The brain accounts for only 2% of the total body weight yet its blood flow represents 15% of the resting cardiac output and it uses 20% of the oxygen used by the whole body at rest. Cerebral blood flow (CBF) has been studied by the passage of biochemically inert gases (e.g. nitrous oxide, krypton and xenon) through the brain. The value for a normal conscious human at rest is 50-60 ml of blood/100g brain tissue/min. Each day the brain requires about 1000 litres of blood in order to obtain 71 litres of oxygen. Cessation of blood flow causes unconsciousness within 5-10 s.
The brain can regulate the blood flow in accordance to its metabolic need. The cerebral vasculature can adjust to changes in arterial blood pressure keeping the flow constant within certain limits, this is called cerebrovascular autoregulation. The CBF is autoregulated within certain parameters:
• CBF is maintained at systemic mean arterial pressures between 60 and 150mmHg. Below systemic blood pressures of 60 mmHg, CBF lessens such that if the pressure falls rapidly to 20 mmHg, CBF virtually ceases. Slower falls under controlled conditions, such as hypotensive anaesthesia, can be tolerated to 40 mmHg before CBF starts to lessen. When the systemic arterial pressure is raised, CBF remains constant until 150 mmHg when an increase occurs, often described as breakthrough of autoregulation. In chronically hypertensive patients, this limit may be higher at around 170 mmHg.
• Arterial blood gases have a major influence on CBF. CBF and cerebral blood volume increases when the arterial PaCO2 is raised due to dilatation of pial arterioles. When the arterial PaO2 falls, CBF starts to rise.
When CBF falls to 25-30 ml/100g/min, neurological dysfunction occurs leading to cellular chemical events culminating in neuronal death. Some areas are particularly sensitive including not only the deep nuclei but also the boundary areas of the cortex where the distal branches of the major vessels of the circle of Willis meet and as a consequence the circulation and perfusion is less resistant to falling CBF (these areas may infarct giving rise to the so-called boundary zone lesions/infarcts). These changes have major implications not only for intracranial pathological processes such as stroke, head injury and neoplasia, but also for systemic processes such as shock and severe respiratory dysfunction. Therefore, it is imperative to attempt to normalize blood pressure and arterial blood gases and reduce raised intracra-nial pressure (ICP) when it occurs.
The difference between the arterial pressure and the intra-cranial pressure is the cerebral perfusion pressure (CPP).

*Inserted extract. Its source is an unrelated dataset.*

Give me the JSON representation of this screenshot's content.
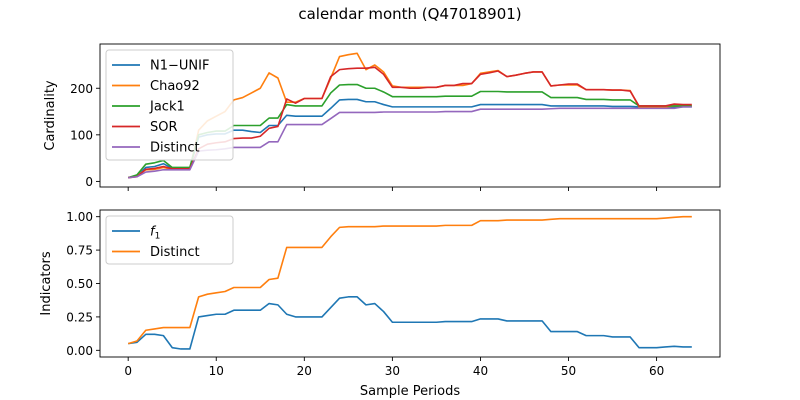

In patients where autoregulation is impaired such as after head injury falls in the CPP will lead to cerebral ischaemia and infarction. It is currently recommended to keep the CPP above 70 mmHg following severe head injury. Often the intracranial pressure after head injury can be in the region of 30 mmHg, it therefore follows that the mean arterial blood pressure (MABP) should be maintained at around 100 mmHg until the intracranial pressure can be directly measured.